Geri

   

 

 

 

İleri

 

8- Kim O! Denildiği Vakit İzin İsteyenin: Ben! Demesinin Keraheti Bâbı

5761- Bize Muhammed b. Abdillah b. Nümeyr rivâyet etti.

(Dedi ki): Bize Abdullah b. İdris, Şu'be’den, o da Muhammed b. Münkedir'den, o da Câbir b. Abdillah'dan naklen rivâyet etti. Câbir Şöyle dedi: Peygamber (sallallahü aleyhi ve sellem)'e geldim de çağırdım. Peygamber (sallallahü aleyhi ve sellem):

«Kim o?» dedi.

— Ben! dedim. Arkacığından: Ben!.. Ben!., diyerek çıktı.

5762- Bize Yahya b. Yahya ile Ebû Bekr b. Ebî Şey be rivâyet ettiler. Lâfız Ebû Bekr'indir. Yahya: Ahberana; Ebû Bekir: Haddesena tâbirlerini kullandılar. (Dediler ki): Bize Veki', Şu’be'den, o da Muhammed b. Münkedir'den, o da Câbir b. Abdillah'dan naklen rivâyet etti. (Şöyle dedi): Peygamber (sallallahü aleyhi ve sellem)'in yanına girmek için izin istedim.

«Kİm o?» dedi.

— Ben! dedim. Bunun üzerine Peygamber (sallallahü aleyhi ve sellem):

«Ben!.. Ben!..» buyurdular.

5763- Bize İshâk b. İbrahim de rivâyet etti.

(Dedi ki): Bize Nadr b. Şümeyl ile Ebû Âmir El-Akedî rivâyet ettiler. H.

Bize Muhammed b. Müsenna dahi rivâyet etti.

(Dedi ki): Bana Vehb b. Cerir rivâyet etti. H.

Bana Abdurrahman b. Bişr de rivâyet etti.

(Dedi ki): Bize Behz rivâyet etti. Bu râvilerin hepsi Şu'be'den bu İsnadla rivâyette bulunmuşlardır. Onların hadisinde:

«Galiba bundan hoşlanmadı...» cümlesi vardır.

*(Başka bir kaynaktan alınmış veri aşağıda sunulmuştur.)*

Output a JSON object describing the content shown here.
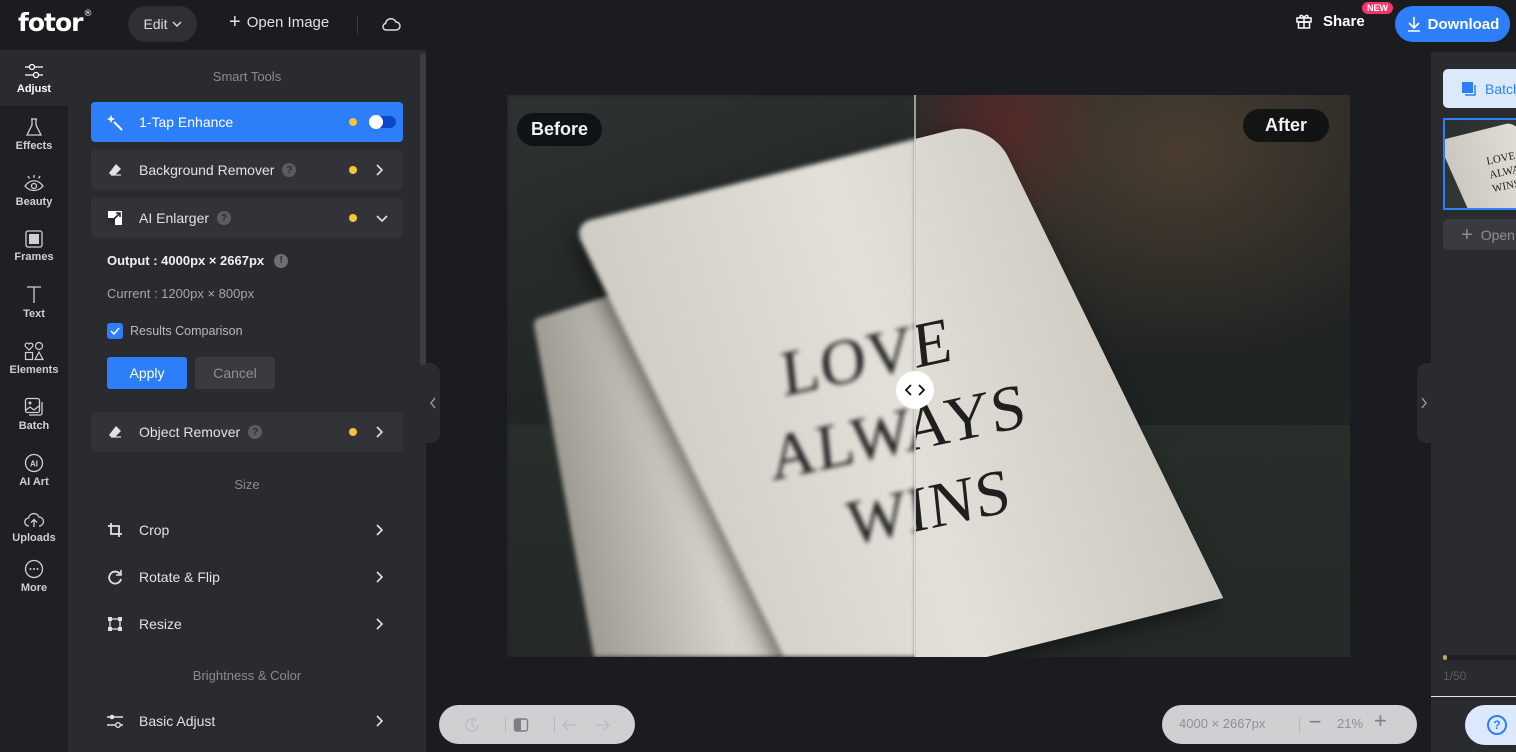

Bu hadîsi Buhârî ile Tirmizî «İsti'zan- bahsinde; Ebû Dâvud ile İbn Mâce «Kitâbu'l-Edeb»'de; Nesâî «Kitâ-bu’l-Yevm ve'de muhtelif râvilerden tahrîc etmişlerdir. Buhârî'nin rivâyetinde Hazret-i Câbir: «Babamın bir borcu hakkında Peygamber (sallallahü aleyhi ve sellem)’e geldim de kapıyı çaldım. «Kim o?» dedi. Ben!., diye cevap verdim. Bunun üzerine: «Ben!.. Ben!..» buyurdu. Galiba bundan hoşlanmadı.» demektedir. Ev sahibi: Kim o? dediği vakit, kapıdakinin kendisini bildirmeden sadece, ben!, demesini ulema kerih göçmüşlerdir. Delilleri bu hadîstir. Çünkü sadece ben!., demekten hiç bir fayda hasıl olmaz. Müphemlik devam eder. Bunu gidermek için kapıdakinin ismini ve tanınacak şekilde babasının, icab ederse dedesinin adlarını söylemesi gerekir. Ben filancayım! demekte de bir beis yoktur. Nitekim Ümmü Hâni, Peygamber (sallallahü aleyhi ve sellem)’in yanına girmek istediği zaman: «Kim o?» denildikte: «Ben Ümmü Hâni'yim!» cevabını vermiştir. Sırf adını söylemekle kim olduğu anlaşılmazsa, ben filan hocayım, yahut filân hâkimim gibi kendisini tanıtacak unvanını söylemek de caizdir.